As we all (hopefully) know, Phishing is one of the most prevalent and likely risk to compromise for ALL organizations. The FBI just released the following information about a major threat;https://www.ic3.gov/media/2019/190610.aspx
This has some great information! We, at Cyber Self-Defense would like to help you further mitigate risks like this. We offer the following suggestions;
1. It is no longer an option to conduct security awareness training. Your company should be talking to staff about cybersecurity and enabling your employees’ success through knowledge. Sorry to say, in our experience, online training alone does not work. People do not get excited about sitting at their computer and watching/interacting with a monotone computer. Employees want and need to be energized through real world experiences. They want to hear stories, they want to ask questions. We recommend at least an annual in-person training session. This can be supplemented with additional training but cannot replace the in-person training.
2. Your training should include a section on how to identify phishing and social engineering (con-man/woman schemes).
3. Use https://www.virustotal.com/gui/home/upload to test links and attachments.
4. Consider (based on your risk assessment) web and email proxies.
5. Test your employees; hire a company to conduct phishing and social engineering testing. Our experience shows that hacking systems (overall) is about 20% effective. Social engineering is 80% effective.

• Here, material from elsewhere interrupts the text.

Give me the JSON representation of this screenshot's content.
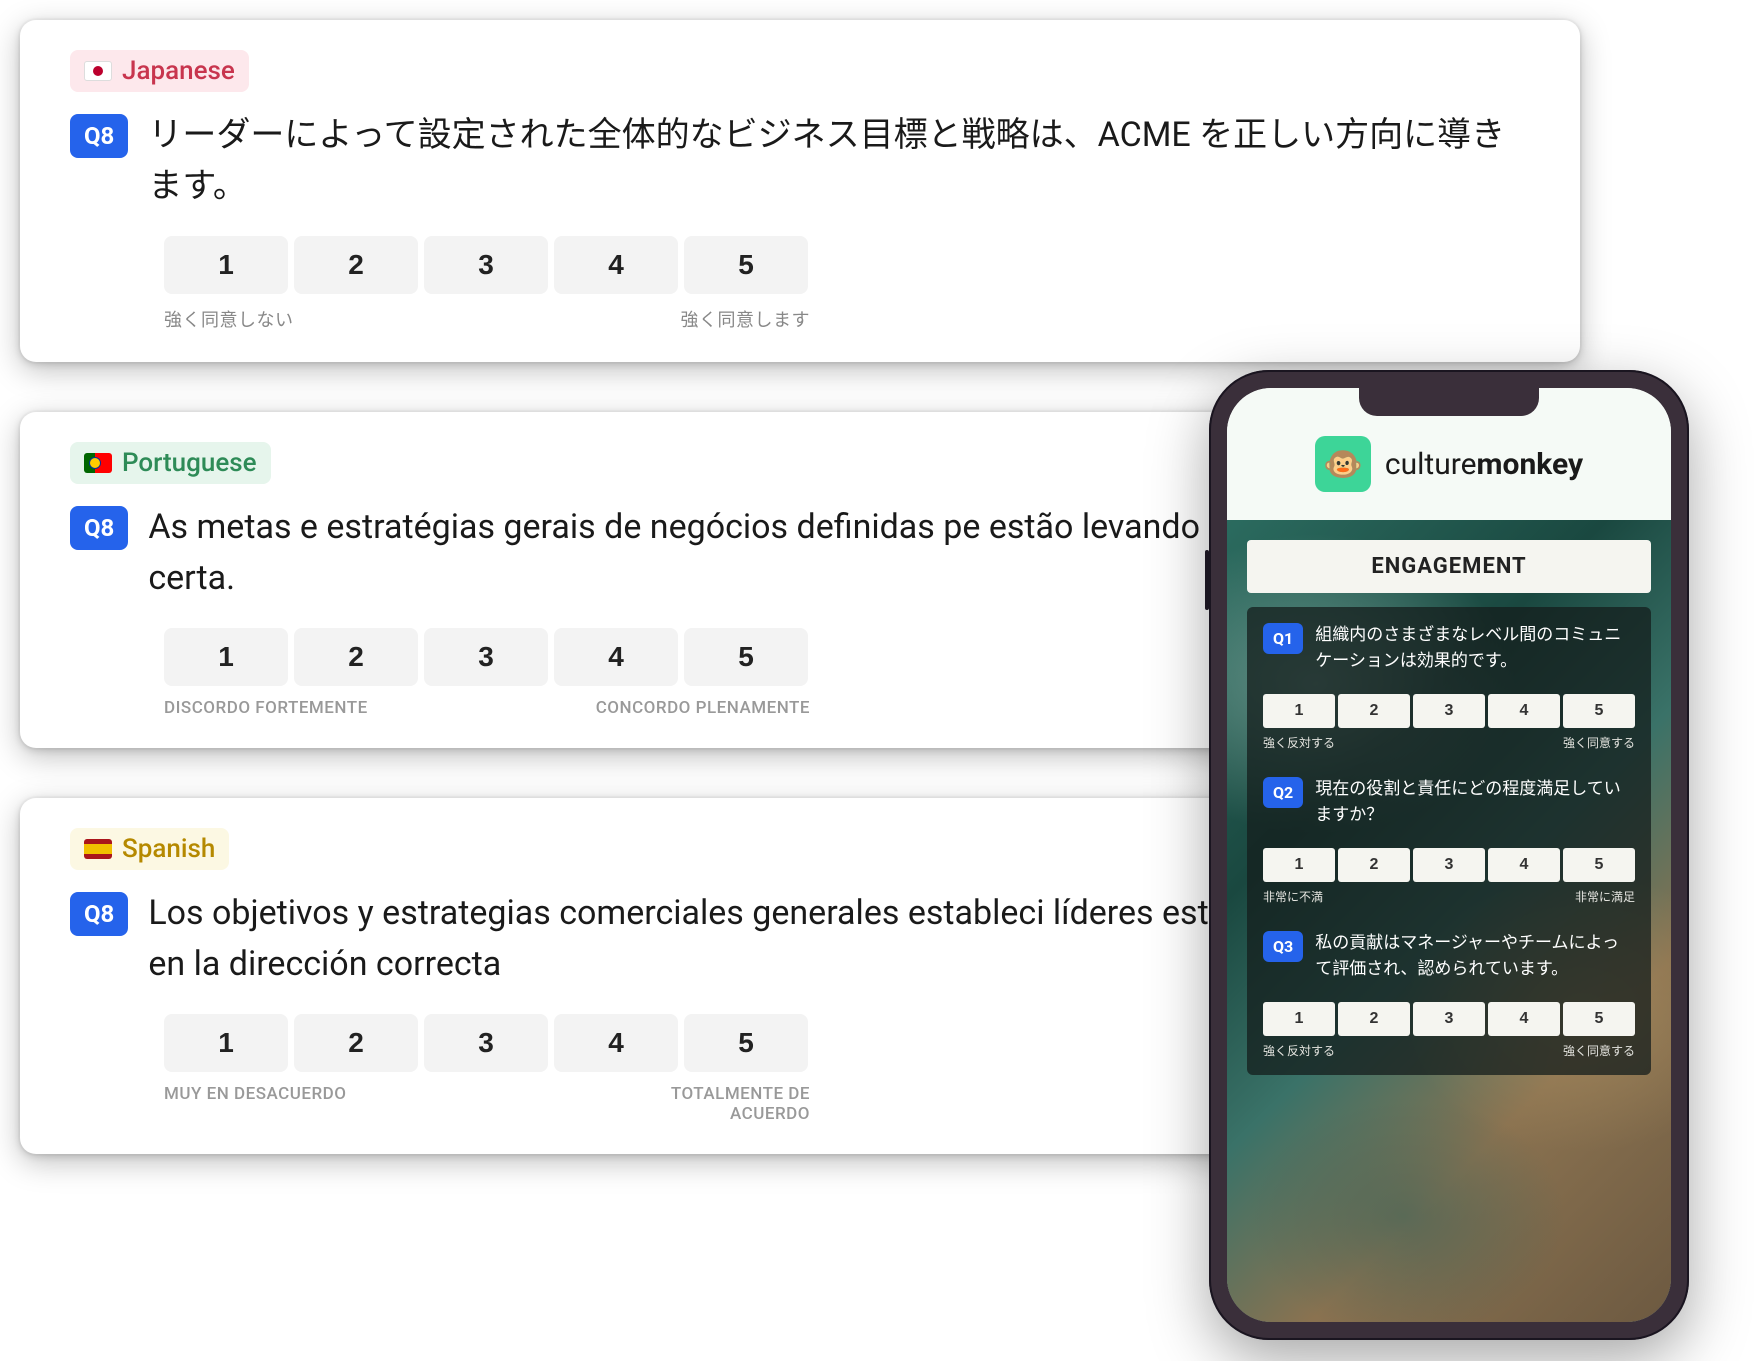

6. Reward employees for quickly reporting issues; their early reporting can save your company.
7. Have policies that require non electronic approval for ANY money movement. We see a ton of companies hit by wire transfer schemes that are “coordinated” through email.
8. Encourage staff to send suspicious emails to IT for proper review.
9. Establish a second look process where employees are encouraged to ask for a second person review of any suspicious telephone calls, emails, or visitors.
10. Validate anyone who wants access to your facilities and accompany them at all times.
As business people, we tend to treat people really well. I pride myself on trying to treat everyone well. Unfortunately, we don’t often receive the education and knowledge to learn where and when to stop. We do not always understand that we can say “No” in a polite manner.